The most pragmatic application of anammox bacteria lies in wastewater treatment. Sewage plants and industrial processes, such as fertilizer manufacture and petroleum refining, generate millions of litres of ammonia-rich waste, all of which needs to be broken down. Conventional methods use nitrifying bacteria to convert ammonia into nitrite and nitrate, and then denitrifying bacteria to yield nitrogen gas. The microbes need oxygen, so huge, electricity-gobbling machines are needed to aerate the sludge. And the denitrifying bacteria need an energy source, such as methanol, which they burn to produce carbon dioxide. The process is costly, takes up a lot of space and is unkind to the environment.

Pump action: Marcel Kuypers (right) was the first to find anammox bacteria in the sea. Credit: J. DONATH

Anammox wastewater plants offer major advantages. Anammox bacteria use ammonia as their fuel — there's no need for expensive methanol. They do not need oxygen, so the process uses less electricity. And instead of producing carbon dioxide, anammox bacteria consume it, so the method is environmentally friendly. Altogether, this leads to a 90% reduction in operational costs and a 50% reduction in space, compared with conventional methods.

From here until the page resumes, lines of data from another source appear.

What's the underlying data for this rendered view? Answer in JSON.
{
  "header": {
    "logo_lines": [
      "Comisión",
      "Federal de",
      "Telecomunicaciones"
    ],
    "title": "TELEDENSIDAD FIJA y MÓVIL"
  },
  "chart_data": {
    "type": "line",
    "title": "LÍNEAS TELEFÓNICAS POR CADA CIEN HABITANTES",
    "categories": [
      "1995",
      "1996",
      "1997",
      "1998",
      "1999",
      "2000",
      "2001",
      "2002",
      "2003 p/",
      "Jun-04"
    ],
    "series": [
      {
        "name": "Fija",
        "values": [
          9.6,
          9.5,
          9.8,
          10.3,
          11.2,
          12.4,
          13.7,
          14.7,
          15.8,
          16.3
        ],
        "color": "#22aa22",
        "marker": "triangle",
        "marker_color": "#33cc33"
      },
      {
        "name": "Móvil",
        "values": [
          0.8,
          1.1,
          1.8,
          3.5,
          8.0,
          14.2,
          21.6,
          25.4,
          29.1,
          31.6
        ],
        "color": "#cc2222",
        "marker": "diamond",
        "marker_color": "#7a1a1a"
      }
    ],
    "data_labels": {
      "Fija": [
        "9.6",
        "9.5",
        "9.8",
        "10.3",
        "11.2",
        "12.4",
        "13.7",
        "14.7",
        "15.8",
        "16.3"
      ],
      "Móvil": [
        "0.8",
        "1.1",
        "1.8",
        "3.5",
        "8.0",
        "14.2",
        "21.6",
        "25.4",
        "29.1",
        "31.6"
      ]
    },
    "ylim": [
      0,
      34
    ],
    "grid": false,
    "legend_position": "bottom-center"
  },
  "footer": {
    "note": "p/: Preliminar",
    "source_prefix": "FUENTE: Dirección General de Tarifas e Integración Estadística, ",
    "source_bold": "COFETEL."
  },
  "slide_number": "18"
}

The Dutch company Paques, based in Balk, has developed the first anammox reactor. The prototype has been set up as part of a municipal wastewater treatment plant in Rotterdam and is performing well.

It is likely that anammox will become an important part of wastewater treatment, but its role in the wider world is potentially far greater. Oceanographers looking into anammox reasoned that if the reaction went on in anoxic water tanks, it might also occur in oxygen-poor parts of the sea where it could contribute to the oceanic nitrogen cycle. If that were the case, it would solve a 40-year-old marine mystery.

In the mid-1960s, Francis Richards from the University of Washington in Seattle noted that ammonia was inexplicably missing in an anoxic fjord6. He proposed that it must be being oxidized anaerobically to nitrogen gas, either inorganically or by some unknown microbe. At the time, oceanographers found the idea preposterous.

But in December 2001, biogeochemist Marcel Kuypers from the Max Planck Institute for Marine Microbiology in Bremen, Germany, and his colleagues went fishing for anammox bacteria in the Black Sea — the biggest anoxic basin in the world.

The team drew samples from between 85 and 100 metres down, where oxygen is absent and ammonia is found only in trace amounts. As suspected, anammox bacteria were present — the first time they had ever been found in the sea7.The microbes are incredibly efficient, and it is thought that anammox bacteria may account for up to half of all the nitrogen production in the world's oceans8,9. This is forcing a major rethink of the global nitrogen cycle and slowly persuading oceanographers that denitrifying bacteria are not the only microbes responsible for nitrogen production.

As acceptance of anammox bacteria grows, so too does their grip on the planet. The microbes are turning up everywhere — in fresh and salt water, open oceans and marine sediments, and in wastewater treatment plants all over the world. “One day you discover a bug,” says Kuenen, “then ten years later they turn out to be everywhere and important on a global scale. They may even be hiding in the sewer system under your kitchen sink.”